A carnificina do tempo contra todo aquele que ri e chora

A carnificina do tempo contra todo aquele que ri e chora

Pedra, poeira, pó, invejo-vos. Tempo, odeio-te. Corpo, dileta morada dos meus pensamentos arredios, amo-te. Alma, por desconhecer-te de forma abissal e, suponho, definitiva, desprezo-te como desprezo todo tipo de dor, ainda que aquela proveniente do fenomenal suplício que despeja entre gosmas íntimas os homens nesse mundo, por meio dos canos nada silenciosos de uma mulher, típica, subestimada criatura com quem se aprende a sofrer com altivez e dignidade.
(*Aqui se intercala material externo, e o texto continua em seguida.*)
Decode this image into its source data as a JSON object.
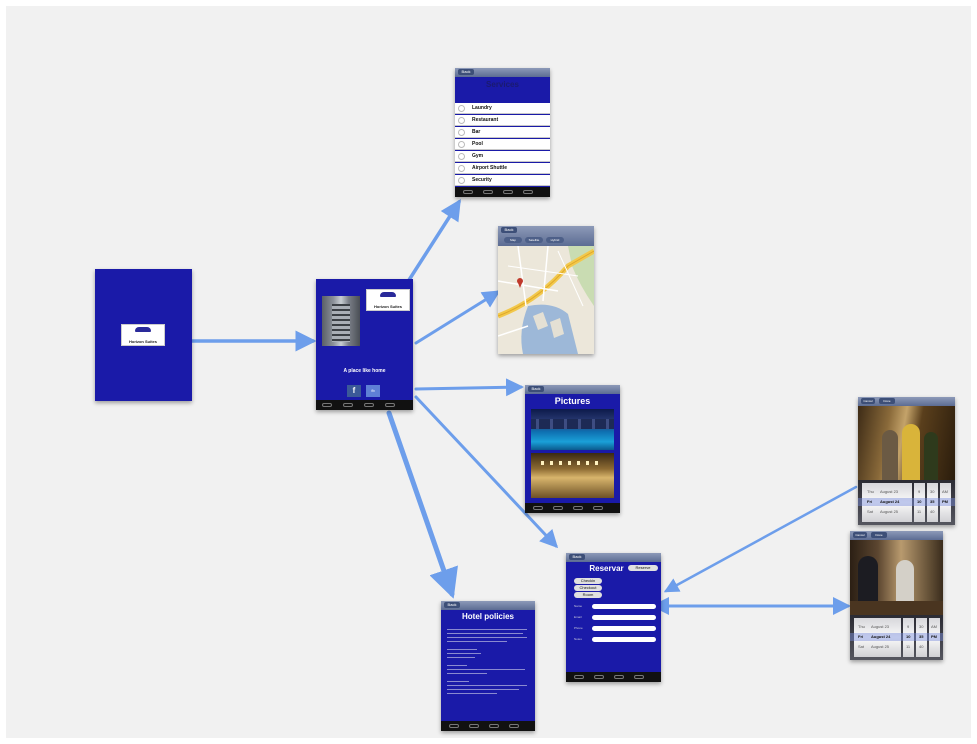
{
  "splash": {
    "logo_text": "Horizon Suites"
  },
  "home": {
    "logo_text": "Horizon Suites",
    "tagline": "A place like home",
    "share_label": "fb"
  },
  "services": {
    "back_label": "Back",
    "title": "Services",
    "items": [
      "Laundry",
      "Restaurant",
      "Bar",
      "Pool",
      "Gym",
      "Airport Shuttle",
      "Security"
    ]
  },
  "map_screen": {
    "back_label": "Back",
    "segments": [
      "Map",
      "Satellite",
      "Hybrid"
    ]
  },
  "pictures": {
    "back_label": "Back",
    "title": "Pictures"
  },
  "reservation": {
    "back_label": "Back",
    "title": "Reservar",
    "top_button": "Reserve",
    "buttons": [
      "Checkin",
      "Checkout",
      "Room"
    ],
    "field_labels": [
      "Name",
      "Email",
      "Phone",
      "Notes"
    ]
  },
  "policies": {
    "back_label": "Back",
    "title": "Hotel policies"
  },
  "date_picker_1": {
    "buttons": [
      "Cancel",
      "Done"
    ],
    "rows": [
      [
        "Thu",
        "August 23",
        "9",
        "30",
        "AM"
      ],
      [
        "Fri",
        "August 24",
        "10",
        "35",
        "PM"
      ],
      [
        "Sat",
        "August 25",
        "11",
        "40",
        ""
      ]
    ]
  },
  "date_picker_2": {
    "buttons": [
      "Cancel",
      "Done"
    ],
    "rows": [
      [
        "Thu",
        "August 23",
        "9",
        "30",
        "AM"
      ],
      [
        "Fri",
        "August 24",
        "10",
        "35",
        "PM"
      ],
      [
        "Sat",
        "August 25",
        "11",
        "40",
        ""
      ]
    ]
  },
  "colors": {
    "screen_blue": "#1a1aa8",
    "arrow_blue": "#6d9eeb",
    "background": "#f1f1f1"
  }
}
Inconformado, parti, parto, sempre.

Tragicômico berro sobre uma colina de palavras. Colho os frutos brocados da própria ignorância, um a um, eu sei, dia a dia, ao sol, desde os mais lânguidos raios das manhãs. Minha sina é equanimemente malfadada àquela do poeta português, um prolixo mártir lusitano desesperançado pelo nada ser. Mudanças irrisórias acumulam-se na minha mente, por mais que eu leia livros, que eu me inspire em poemas ou que eu me refugie sob o manto experiente dos anciões da minha terra. Meus pobres velhos desterrados. Nem sempre acontece, mas, eles, homens e mulheres, sujeitos que nada esperam receber em troca do tempo, senão lembranças a cada dia mais fugidias e um bocado de massacre físico-moral, mantêm aceso em mim a disposição e o dever de pelejar contra os dilemas existenciais com a primitiva probidade dos fortes.
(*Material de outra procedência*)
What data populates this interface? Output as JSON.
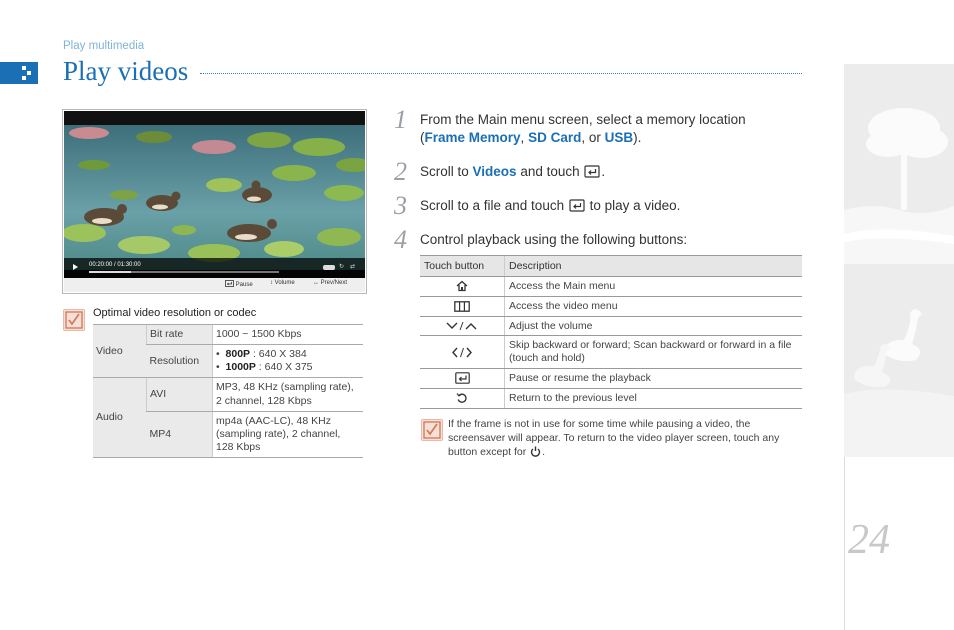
{
  "header": {
    "section_label": "Play multimedia",
    "title": "Play videos"
  },
  "page_number": "24",
  "screenshot": {
    "time": "00:20:00 / 01:30:00",
    "progress": 0.22,
    "buttons": {
      "pause": "Pause",
      "volume": "Volume",
      "prev_next": "Prev/Next"
    }
  },
  "resolution_note": {
    "title": "Optimal video resolution or codec",
    "video_label": "Video",
    "bit_rate_label": "Bit rate",
    "bit_rate_value": "1000 ~ 1500 Kbps",
    "resolution_label": "Resolution",
    "res1_name": "800P",
    "res1_value": " : 640 X 384",
    "res2_name": "1000P",
    "res2_value": " : 640 X 375",
    "audio_label": "Audio",
    "avi_label": "AVI",
    "avi_value": "MP3, 48 KHz (sampling rate), 2 channel, 128 Kbps",
    "mp4_label": "MP4",
    "mp4_value": "mp4a (AAC-LC), 48 KHz (sampling rate), 2 channel, 128 Kbps"
  },
  "steps": [
    {
      "num": "1",
      "line1": "From the Main menu screen, select a memory location",
      "open": "(",
      "opt1": "Frame Memory",
      "sep1": ", ",
      "opt2": "SD Card",
      "sep2": ", or ",
      "opt3": "USB",
      "close": ")."
    },
    {
      "num": "2",
      "pre": "Scroll to ",
      "hl": "Videos",
      "post": " and touch ",
      "end": "."
    },
    {
      "num": "3",
      "pre": "Scroll to a file and touch ",
      "post": " to play a video."
    },
    {
      "num": "4",
      "text": "Control playback using the following buttons:"
    }
  ],
  "buttons_table": {
    "col_button": "Touch button",
    "col_desc": "Description",
    "rows": [
      {
        "icon": "home-icon",
        "desc": "Access the Main menu"
      },
      {
        "icon": "video-menu-icon",
        "desc": "Access the video menu"
      },
      {
        "icon": "volume-down-up-icon",
        "desc": "Adjust the volume"
      },
      {
        "icon": "left-right-icon",
        "desc": "Skip backward or forward; Scan backward or forward in a file (touch and hold)"
      },
      {
        "icon": "enter-icon",
        "desc": "Pause or resume the playback"
      },
      {
        "icon": "back-icon",
        "desc": "Return to the previous level"
      }
    ]
  },
  "bottom_note": {
    "text": "If the frame is not in use for some time while pausing a video, the screensaver will appear. To return to the video player screen, touch any button except for ",
    "end": "."
  },
  "colors": {
    "accent": "#1a6fb5",
    "note_icon": "#d9734f",
    "side_panel": "#ececec"
  }
}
Por falar em luz, sinto-me tão desolado e triste quanto uma tarde nebulosa em Amsterdã, com o seu céu cinzento, melancólico, salpicado de aves lúgubres. Mesmo aplicando jabs no queixo das flores do seu canteiro, como se fosse um colibri, meu velho pai vai à lona pela enésima vez, numa guerra lenta e silenciosa contra as doenças do tempo. Há mais silêncio que o necessário dentro de casa, pois, presume-se, através de minuciosos e intrincados exames médicos, que um levante de incontáveis células amotinadas, egoístas, interesseiras e, por que não dizer, suicidas, conspira dentro do seu organismo fragilizado pela idade. Por que não somos como os corpos celestes? Não, não creio na morte das estrelas. Aliás, como vários, sequer compreendo a vida.
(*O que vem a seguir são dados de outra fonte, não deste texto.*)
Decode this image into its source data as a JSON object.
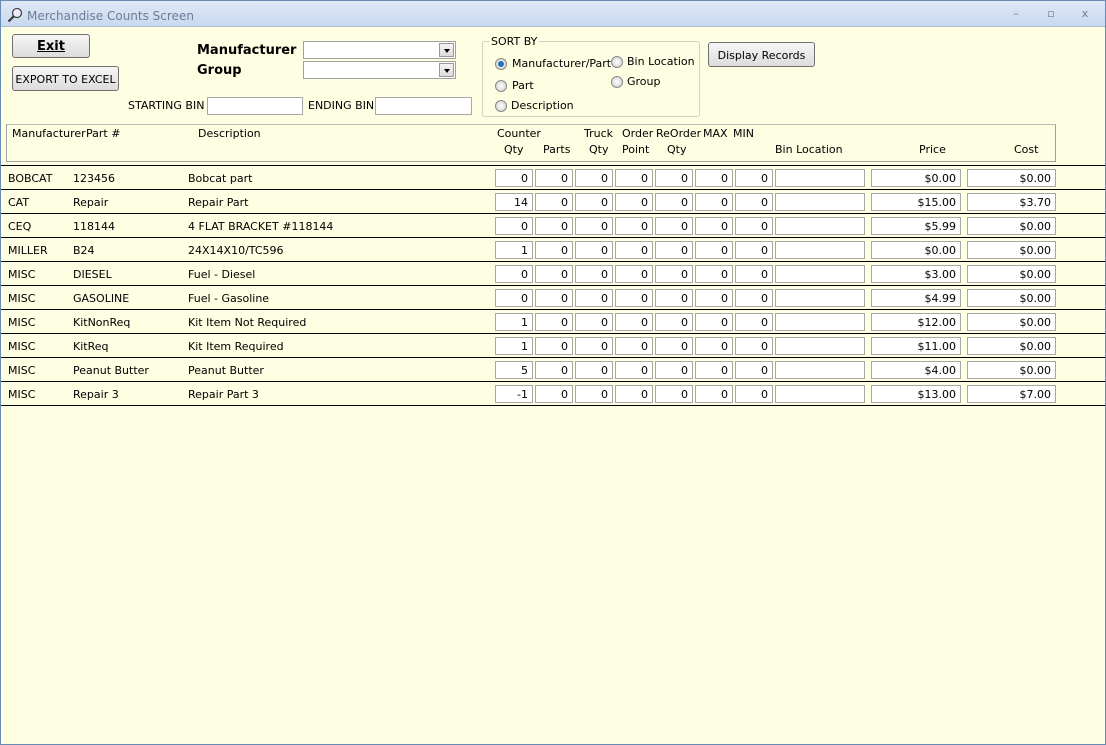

Ele dança. Ele lê. Adora se requebrar no salão e ler livros espíritas. Sinto que o seu modo de enxergar as coisas é bem melhor do que o meu. Daqui, aturdido, introspectivo como “O Pensador de Rodin”, vislumbro veias túrgidas e honestas a me espiarem dos seus braços macilentos, aquele antigo par de punhos que um dia me carregou com indisfarçável alegria, por onde quer que ele fosse, para que eu fosse apresentado a outrem: “Eis aqui o sangue de meu sangue”. Ah… Precisa-se de doadores de migalhas-de-fé. Tanta incerteza me dá sede. Abro uma garrafa. Tomo um gole. Sem brio, inebrio-me afogado em sentimentos superlativos.

Pode ser que haja pior masmorra que ter os pensamentos vívidos aprisionados dentro de corpos combalidos. Não sei dizer. Não me recordo de ter lido nada mais promissor a respeito de como envelhecer sem perder a ternura. Há que se conformar, que se endurecer contra o tempo, esse magistral, indelével carrasco da carnificina contra todo aquele que ri e chora. Ao verem passar os homens pela estrada da vida, as pedras do caminho tão somente observam e rolam livres, aliviadas, silentes, vitoriosas, para todo o sempre poeira e pó.